Science

Scientists Identify 2 Things That Turn a Song Into an Earworm

Lady Gaga’s percussive “Poker Face” (“P-p-p poker face, p-p-p poker face”) has the staying power to echo in your brain hours after you’ve heard it, and scientists know why. There are two reasons, actually.

Gaga’s music often incorporates two major musical elements, write the scientists behind a study in the journal Psychology of Aesthetics, Creativity and the Arts, published Wednesday.

“These musically sticky songs seem to have quite a fast tempo along with a common melodic shape and unusual intervals or repetitions like we can hear in the opening riff of ‘Smoke On The Water’ by Deep Purple or in the chorus of ‘Bad Romance,’” says Kelly Jakubowski, Ph.D., of Durham University, who’s the lead author of the study, “Dissecting an Earworm: Melodic Features and Song Popularity Predict Involuntary Musical Imagery.”

1. A Common Melodic Shape

The first crucial element of an especially catchy track, the team of European scientists reported after analyzing the earworms of 3,000 participants, is an emphasis on common melodic shapes. In particular, there’s something special about musical phrases that rise and fall. Think about the chorus on Lady Gaga’s “Bad Romance”: On the “Oh-oh-oh-oh-ohs,” the melody soars upward into higher notes, falling back downward with “Caught in a bad romance.” On a musical staff, the notes would form a little hill; in our ears, they add up to a predictable tune that’s easy to digest. A similar melodic shape, the authors write, is heard in the opening riff to Maroon 5’s annoyingly catchy “Moves Like Jagger,” suggesting that Adam Levine is an earworm lord himself — perhaps a joker in Lady Gaga’s court.
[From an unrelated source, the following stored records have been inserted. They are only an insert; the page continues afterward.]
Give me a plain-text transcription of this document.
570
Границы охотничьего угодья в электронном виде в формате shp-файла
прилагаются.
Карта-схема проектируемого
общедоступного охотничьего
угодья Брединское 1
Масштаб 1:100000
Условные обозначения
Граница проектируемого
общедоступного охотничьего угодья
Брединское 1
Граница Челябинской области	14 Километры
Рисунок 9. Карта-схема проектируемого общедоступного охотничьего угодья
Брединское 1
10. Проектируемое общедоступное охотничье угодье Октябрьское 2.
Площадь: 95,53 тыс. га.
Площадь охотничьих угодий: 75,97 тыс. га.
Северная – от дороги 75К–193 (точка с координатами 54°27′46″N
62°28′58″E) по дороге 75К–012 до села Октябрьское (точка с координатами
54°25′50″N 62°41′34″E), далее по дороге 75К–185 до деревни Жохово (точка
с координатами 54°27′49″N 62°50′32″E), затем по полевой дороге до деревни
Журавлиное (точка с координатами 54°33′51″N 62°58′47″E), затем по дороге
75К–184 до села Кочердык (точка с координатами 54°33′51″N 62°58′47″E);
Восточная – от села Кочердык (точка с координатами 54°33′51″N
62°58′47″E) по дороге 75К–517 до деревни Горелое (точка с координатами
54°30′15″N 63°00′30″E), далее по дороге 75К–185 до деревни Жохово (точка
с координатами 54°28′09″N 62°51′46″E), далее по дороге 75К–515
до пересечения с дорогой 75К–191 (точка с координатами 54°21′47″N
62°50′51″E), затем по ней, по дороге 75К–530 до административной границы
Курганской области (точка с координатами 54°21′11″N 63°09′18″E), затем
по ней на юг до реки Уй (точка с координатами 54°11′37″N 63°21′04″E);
Lady Gaga is the queen of earworms, according to the scientists' findings.

Jakubowski et al., 2016

2. Unusual Interval Structure

No less important, in the scientists’ recipe for earworms is the presence of what they call “unusual interval structure,” which is another way of saying the music is predictable enough to create catchy patterns but not so much that it seems boring. Often, this takes the form of “unexpected leaps or more repeated notes than you would expect to hear in the average pop song,” the scientists explain. Take, for example, Lady Gaga’s “Poker Face.” The verses largely consist of the same note repeating for several measures at a time, which makes the sudden melodic leap in the chorus seem all the more surprising.
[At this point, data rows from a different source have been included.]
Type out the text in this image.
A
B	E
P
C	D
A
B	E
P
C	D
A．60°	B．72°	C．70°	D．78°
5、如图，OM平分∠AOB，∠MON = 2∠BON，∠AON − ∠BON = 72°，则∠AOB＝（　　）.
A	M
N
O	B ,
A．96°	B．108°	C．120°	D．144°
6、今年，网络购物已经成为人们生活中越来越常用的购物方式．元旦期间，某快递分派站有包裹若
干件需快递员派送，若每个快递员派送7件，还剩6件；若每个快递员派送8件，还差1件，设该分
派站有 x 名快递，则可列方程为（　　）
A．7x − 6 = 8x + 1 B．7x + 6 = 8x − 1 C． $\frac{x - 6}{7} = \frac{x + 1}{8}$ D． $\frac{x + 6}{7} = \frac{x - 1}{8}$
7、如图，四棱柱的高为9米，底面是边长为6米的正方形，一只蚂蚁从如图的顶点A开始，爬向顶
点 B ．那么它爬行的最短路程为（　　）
Though the new study represents the first time that the elements of an earworm have ever been formally dissected, efforts to balance surprises and predictability in music have long been considered, most recently by A.I. researchers attempting to program algorithms to craft pop songs.

So yes, producers of the future (or now) will predict which songs are going to be global hits: “You can, to some extent, predict which songs are going to get stuck in people’s heads based on the song’s melodic content,” Jakubowski says. “This could help aspiring song-writers or advertisers write a jingle everyone will remember for days or months afterwards.”
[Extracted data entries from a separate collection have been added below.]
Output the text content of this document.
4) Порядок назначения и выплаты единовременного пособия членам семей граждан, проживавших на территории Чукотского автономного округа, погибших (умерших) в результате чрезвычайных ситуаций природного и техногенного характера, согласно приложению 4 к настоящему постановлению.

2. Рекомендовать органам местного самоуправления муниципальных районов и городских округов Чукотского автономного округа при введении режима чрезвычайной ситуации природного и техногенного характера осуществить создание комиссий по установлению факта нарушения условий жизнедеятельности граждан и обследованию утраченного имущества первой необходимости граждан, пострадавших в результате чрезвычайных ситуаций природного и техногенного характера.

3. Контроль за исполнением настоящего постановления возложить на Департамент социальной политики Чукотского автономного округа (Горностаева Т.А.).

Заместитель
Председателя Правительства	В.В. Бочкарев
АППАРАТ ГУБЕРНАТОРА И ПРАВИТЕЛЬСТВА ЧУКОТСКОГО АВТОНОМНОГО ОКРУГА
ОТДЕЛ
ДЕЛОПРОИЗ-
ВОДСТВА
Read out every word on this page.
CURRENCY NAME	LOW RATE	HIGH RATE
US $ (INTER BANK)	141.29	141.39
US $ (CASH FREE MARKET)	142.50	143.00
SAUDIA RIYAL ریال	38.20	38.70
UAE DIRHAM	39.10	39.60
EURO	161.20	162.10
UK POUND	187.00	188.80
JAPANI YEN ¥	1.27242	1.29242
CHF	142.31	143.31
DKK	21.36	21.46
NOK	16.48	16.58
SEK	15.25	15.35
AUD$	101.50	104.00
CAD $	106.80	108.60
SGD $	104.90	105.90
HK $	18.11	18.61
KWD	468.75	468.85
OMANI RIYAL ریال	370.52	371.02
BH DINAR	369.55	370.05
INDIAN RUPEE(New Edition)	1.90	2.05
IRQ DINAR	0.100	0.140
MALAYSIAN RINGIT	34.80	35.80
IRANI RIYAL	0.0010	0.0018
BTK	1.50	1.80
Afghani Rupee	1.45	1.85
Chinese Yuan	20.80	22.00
But actually doing that is harder than it might seem. Understanding the element of surprise requires that the listener knows how it feels to get bored of a song.

There’s a reason the French refer to earworms as musique enttante, or “stubborn music,” and the Italians refer to them as canzone tormentone, or “tormenting songs”: Whether you love or hate Lady Gaga’s music, having the same song stuck in your head can be debilitating.

The good thing about know what makes an earworm is that you can avoid them. Monotonous, droning songs are less likely to hook onto brain, as are endlessly repetitive tracks with little or no sonic interruptions.

Gaga, though, has a knack for keeping us on our toes.